Release Time for Religious Instruction

Currently, school districts are permitted to adopt a policy providing for instructional release time for students to attend a course in religious instruction conducted by a private entity off school district property (this is separate from the requirement to provide up to 3 days of absence from school for religious expression that took effect in October 2024). Unchanged law requires that authorization for release must be permitted provided that each of the following applies, and student cannot be considered absent from school:

  1. The student's parent or guardian gives written consent.

  2. The sponsoring entity maintains attendance records and makes them available to the school district the student attends.
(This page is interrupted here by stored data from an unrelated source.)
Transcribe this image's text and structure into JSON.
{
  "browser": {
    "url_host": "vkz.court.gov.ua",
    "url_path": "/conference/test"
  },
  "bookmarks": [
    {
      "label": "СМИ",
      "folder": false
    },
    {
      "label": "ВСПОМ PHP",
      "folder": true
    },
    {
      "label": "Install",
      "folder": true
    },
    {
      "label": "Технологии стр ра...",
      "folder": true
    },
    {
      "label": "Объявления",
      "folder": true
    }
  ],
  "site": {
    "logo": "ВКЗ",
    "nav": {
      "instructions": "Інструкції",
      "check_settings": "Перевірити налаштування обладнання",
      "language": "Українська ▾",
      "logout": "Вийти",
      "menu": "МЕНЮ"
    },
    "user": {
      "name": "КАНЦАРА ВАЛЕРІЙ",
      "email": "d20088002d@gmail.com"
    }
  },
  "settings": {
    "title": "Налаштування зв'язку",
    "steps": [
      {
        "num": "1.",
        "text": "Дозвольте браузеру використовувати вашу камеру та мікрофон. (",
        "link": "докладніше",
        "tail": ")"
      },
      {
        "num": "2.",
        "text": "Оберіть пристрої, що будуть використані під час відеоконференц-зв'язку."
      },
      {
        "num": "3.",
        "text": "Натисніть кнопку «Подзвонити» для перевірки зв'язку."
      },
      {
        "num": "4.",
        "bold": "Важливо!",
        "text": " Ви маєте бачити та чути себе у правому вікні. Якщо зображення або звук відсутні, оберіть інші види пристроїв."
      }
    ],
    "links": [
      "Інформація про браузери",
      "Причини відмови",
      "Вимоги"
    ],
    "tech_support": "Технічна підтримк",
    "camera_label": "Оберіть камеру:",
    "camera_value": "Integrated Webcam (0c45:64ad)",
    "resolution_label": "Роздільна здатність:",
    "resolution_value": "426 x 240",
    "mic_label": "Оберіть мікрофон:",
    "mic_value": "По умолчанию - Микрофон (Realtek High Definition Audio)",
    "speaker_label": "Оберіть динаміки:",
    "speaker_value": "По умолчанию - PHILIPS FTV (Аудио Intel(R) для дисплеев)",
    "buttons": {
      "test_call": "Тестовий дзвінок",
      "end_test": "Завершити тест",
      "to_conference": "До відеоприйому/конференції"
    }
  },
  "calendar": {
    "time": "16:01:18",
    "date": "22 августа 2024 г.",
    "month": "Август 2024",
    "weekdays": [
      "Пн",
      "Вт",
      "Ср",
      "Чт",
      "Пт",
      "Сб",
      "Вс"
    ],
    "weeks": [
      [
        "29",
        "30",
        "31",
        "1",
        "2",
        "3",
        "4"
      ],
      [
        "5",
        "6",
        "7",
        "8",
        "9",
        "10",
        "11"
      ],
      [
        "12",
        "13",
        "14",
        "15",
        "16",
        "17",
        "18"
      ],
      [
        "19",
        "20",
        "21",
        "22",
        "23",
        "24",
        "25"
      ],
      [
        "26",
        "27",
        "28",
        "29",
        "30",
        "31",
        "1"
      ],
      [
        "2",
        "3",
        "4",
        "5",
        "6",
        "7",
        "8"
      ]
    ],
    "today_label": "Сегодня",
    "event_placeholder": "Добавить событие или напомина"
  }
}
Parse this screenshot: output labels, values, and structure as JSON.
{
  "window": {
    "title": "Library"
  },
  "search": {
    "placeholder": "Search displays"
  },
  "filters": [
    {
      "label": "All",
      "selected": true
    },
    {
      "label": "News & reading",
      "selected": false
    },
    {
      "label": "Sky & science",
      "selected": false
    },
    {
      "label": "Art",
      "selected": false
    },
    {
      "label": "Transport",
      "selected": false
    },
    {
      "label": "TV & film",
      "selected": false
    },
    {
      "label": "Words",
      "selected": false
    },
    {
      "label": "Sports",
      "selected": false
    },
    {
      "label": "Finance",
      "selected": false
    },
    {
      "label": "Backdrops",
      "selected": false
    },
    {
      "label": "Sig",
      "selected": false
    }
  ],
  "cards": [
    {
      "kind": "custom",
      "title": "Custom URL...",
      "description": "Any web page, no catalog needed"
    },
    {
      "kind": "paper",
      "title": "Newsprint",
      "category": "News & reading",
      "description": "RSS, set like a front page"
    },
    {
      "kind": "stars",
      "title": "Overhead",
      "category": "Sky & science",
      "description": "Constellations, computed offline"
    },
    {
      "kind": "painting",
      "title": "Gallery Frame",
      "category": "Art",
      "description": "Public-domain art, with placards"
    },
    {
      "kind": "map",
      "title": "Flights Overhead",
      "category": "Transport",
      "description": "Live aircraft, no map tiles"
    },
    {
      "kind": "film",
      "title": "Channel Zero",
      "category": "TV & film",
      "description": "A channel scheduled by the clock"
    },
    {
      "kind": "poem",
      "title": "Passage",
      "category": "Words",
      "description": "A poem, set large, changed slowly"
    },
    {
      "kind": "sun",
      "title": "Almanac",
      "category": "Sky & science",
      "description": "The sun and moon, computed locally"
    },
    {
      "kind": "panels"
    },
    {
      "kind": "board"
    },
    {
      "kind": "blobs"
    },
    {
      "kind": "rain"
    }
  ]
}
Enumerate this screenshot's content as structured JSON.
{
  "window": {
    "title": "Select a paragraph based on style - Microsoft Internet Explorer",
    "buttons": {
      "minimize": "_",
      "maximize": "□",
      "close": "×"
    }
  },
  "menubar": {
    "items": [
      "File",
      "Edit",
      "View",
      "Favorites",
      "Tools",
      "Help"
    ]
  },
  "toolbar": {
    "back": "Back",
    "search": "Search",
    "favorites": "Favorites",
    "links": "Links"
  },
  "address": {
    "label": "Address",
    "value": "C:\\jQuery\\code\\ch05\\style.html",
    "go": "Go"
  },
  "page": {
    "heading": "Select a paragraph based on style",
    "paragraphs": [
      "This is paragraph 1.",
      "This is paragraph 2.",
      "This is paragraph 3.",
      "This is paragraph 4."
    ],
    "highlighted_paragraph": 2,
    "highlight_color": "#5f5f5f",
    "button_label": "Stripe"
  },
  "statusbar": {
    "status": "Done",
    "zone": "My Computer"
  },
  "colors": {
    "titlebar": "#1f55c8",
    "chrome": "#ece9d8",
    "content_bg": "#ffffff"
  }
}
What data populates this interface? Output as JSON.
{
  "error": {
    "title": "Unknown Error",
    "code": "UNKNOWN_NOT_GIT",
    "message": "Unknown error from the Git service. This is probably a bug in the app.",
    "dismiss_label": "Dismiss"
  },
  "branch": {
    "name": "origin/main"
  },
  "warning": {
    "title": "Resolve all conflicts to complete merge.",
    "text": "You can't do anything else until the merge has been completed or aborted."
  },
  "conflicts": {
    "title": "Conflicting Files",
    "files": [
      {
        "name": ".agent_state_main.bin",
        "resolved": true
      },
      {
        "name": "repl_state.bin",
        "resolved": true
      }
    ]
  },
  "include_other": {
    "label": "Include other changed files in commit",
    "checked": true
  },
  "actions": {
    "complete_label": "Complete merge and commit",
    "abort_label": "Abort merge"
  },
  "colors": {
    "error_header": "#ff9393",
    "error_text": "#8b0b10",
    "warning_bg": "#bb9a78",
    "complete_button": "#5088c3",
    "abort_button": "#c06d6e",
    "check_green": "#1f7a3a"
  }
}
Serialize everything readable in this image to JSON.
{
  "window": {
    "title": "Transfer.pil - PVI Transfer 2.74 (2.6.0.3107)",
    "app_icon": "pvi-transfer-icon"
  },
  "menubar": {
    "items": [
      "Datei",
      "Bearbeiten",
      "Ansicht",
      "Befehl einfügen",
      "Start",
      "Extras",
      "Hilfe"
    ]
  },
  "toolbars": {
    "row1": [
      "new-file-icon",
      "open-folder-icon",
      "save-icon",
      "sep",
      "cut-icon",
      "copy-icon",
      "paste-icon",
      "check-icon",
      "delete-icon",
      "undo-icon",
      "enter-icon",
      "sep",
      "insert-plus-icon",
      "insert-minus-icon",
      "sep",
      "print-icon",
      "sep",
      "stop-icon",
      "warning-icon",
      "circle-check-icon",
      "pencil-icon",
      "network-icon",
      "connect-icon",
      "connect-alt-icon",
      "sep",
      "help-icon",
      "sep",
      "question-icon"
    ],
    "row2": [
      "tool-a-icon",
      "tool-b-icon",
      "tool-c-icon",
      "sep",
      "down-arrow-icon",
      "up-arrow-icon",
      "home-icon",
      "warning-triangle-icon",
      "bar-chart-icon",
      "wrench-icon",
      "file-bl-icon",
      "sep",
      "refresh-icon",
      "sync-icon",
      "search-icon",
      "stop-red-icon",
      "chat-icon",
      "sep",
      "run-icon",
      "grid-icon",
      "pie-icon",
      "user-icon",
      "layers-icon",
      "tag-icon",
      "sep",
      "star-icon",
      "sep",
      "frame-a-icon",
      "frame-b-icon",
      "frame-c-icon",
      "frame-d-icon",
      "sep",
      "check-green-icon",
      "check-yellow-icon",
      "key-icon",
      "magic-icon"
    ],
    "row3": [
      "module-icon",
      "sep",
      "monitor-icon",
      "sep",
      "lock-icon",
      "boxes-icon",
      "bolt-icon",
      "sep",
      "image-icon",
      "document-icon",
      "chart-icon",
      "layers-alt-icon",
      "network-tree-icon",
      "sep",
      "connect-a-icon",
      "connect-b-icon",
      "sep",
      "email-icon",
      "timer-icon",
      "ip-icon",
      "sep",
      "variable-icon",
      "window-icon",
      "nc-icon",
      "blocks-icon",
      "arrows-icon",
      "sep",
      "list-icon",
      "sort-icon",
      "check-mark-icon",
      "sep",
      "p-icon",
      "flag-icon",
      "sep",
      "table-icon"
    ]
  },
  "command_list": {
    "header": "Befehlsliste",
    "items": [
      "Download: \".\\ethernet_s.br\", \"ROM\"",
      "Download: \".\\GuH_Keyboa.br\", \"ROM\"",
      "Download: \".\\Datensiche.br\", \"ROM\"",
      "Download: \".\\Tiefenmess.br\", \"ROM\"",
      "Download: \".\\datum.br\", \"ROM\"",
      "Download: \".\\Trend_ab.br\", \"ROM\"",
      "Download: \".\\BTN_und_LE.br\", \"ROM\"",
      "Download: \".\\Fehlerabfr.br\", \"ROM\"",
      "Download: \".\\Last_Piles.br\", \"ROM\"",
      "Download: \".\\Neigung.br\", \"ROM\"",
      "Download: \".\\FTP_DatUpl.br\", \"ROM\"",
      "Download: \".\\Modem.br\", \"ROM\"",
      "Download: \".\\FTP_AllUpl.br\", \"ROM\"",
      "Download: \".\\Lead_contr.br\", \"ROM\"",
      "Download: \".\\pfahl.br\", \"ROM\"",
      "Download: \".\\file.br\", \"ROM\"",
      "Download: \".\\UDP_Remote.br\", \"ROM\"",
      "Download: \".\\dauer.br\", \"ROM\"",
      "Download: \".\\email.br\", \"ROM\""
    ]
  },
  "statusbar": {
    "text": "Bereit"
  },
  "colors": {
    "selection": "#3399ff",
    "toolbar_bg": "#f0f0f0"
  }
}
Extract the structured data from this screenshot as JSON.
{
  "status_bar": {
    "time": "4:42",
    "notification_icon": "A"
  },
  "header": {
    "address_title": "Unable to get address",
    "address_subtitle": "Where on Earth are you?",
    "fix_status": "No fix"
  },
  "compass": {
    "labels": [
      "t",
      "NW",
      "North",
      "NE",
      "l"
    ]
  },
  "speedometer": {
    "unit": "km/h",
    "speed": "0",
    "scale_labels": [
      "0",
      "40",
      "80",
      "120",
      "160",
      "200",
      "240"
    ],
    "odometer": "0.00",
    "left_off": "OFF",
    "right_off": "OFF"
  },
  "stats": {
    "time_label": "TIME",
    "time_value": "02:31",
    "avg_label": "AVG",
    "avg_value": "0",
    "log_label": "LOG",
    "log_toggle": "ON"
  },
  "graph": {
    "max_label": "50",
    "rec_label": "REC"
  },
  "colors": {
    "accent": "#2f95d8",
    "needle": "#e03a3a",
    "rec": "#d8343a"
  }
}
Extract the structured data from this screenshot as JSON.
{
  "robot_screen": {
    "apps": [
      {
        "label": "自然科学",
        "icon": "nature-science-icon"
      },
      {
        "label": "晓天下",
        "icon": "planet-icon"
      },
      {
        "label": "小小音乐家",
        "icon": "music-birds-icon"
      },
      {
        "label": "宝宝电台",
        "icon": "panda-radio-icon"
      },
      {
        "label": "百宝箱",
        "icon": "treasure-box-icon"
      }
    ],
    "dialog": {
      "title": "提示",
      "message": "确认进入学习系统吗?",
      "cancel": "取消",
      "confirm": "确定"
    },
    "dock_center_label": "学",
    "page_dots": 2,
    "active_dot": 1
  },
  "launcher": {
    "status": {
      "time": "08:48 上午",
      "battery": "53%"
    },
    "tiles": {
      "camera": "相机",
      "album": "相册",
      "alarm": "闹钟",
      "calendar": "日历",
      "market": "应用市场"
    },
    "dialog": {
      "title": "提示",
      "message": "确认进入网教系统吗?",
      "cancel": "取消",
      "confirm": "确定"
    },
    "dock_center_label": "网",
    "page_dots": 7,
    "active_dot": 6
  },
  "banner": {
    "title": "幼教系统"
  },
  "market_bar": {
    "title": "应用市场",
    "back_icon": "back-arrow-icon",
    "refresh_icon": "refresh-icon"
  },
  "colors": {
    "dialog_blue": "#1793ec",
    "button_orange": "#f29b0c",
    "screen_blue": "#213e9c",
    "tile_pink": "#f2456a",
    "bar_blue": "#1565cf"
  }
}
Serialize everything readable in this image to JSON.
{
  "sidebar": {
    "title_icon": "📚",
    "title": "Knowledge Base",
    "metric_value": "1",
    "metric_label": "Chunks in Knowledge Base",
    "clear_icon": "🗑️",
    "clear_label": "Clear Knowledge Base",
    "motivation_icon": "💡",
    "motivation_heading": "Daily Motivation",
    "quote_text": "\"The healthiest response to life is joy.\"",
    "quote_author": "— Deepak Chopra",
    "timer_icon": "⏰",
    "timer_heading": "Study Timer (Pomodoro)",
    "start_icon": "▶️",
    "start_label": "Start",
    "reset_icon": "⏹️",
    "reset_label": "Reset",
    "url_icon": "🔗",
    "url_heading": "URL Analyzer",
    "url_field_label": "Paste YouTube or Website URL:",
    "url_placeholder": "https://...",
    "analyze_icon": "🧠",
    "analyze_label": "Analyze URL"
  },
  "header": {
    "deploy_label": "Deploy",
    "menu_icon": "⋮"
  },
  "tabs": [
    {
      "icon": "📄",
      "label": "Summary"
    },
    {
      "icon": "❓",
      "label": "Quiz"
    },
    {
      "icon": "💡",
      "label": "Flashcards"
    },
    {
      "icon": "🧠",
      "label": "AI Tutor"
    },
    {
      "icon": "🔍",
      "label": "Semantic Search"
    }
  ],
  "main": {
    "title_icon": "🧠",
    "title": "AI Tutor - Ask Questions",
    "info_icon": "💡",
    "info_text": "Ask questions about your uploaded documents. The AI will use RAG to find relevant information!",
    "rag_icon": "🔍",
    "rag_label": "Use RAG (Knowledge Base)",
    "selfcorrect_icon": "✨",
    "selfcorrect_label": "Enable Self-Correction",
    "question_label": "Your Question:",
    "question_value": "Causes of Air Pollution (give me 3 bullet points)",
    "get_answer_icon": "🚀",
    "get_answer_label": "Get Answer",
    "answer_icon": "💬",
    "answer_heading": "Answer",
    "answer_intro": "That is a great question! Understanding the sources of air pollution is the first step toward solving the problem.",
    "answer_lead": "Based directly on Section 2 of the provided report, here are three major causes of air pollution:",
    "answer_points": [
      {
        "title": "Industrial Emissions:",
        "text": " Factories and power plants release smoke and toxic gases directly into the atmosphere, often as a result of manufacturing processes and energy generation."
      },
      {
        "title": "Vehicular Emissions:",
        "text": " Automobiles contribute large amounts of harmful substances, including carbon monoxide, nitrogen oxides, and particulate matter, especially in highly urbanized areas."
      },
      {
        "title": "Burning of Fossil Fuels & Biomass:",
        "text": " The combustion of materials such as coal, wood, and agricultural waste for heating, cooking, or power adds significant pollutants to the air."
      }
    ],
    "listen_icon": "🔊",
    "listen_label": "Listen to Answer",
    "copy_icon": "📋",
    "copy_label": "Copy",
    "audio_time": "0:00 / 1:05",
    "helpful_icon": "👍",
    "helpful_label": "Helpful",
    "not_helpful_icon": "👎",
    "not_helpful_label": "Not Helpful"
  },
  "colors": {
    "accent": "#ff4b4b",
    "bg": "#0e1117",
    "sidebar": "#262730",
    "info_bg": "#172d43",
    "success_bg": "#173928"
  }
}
  3. Transportation to and from the place of instruction, including transportation for students with disabilities, is the complete responsibility of the sponsoring entity, parent, guardian, or student.

  4. The sponsoring entity makes provisions for and assumes liability for the student.

  5. No public funds are expended and no public school personnel are involved in providing the religious instruction.

  6. The student assumes responsibility for any missed schoolwork.

Now, according to HB 8, school districts are required to adopt this policy in accordance with the above provision. Additionally, the Bill requires public schools to collaborate with a sponsoring entity of a release time course in religious instruction to identify a time to offer the course during the school day. Nevertheless, students are still not permitted to be released from core curriculum subject courses to attend a religious course.

Also, the Bill includes a new provision that allows a school district to include in policy a requirement for a criminal records check of any instructors or volunteers of a private sponsoring entity providing a release time course in religious instruction to its students.

School districts should be on the lookout for updates from their policy provider(s) regarding these changes. While school districts are already complying with many of the notification requirements listed herein it is important to recalibrate with staff on current practices in order to formalize notification and authorization processes, and to discuss any adjustments that need to be made in order to maintain compliance as well as review new protocols/procedures that will take effect next school year (keeping in mind that release time for religious instruction changes take effect this spring).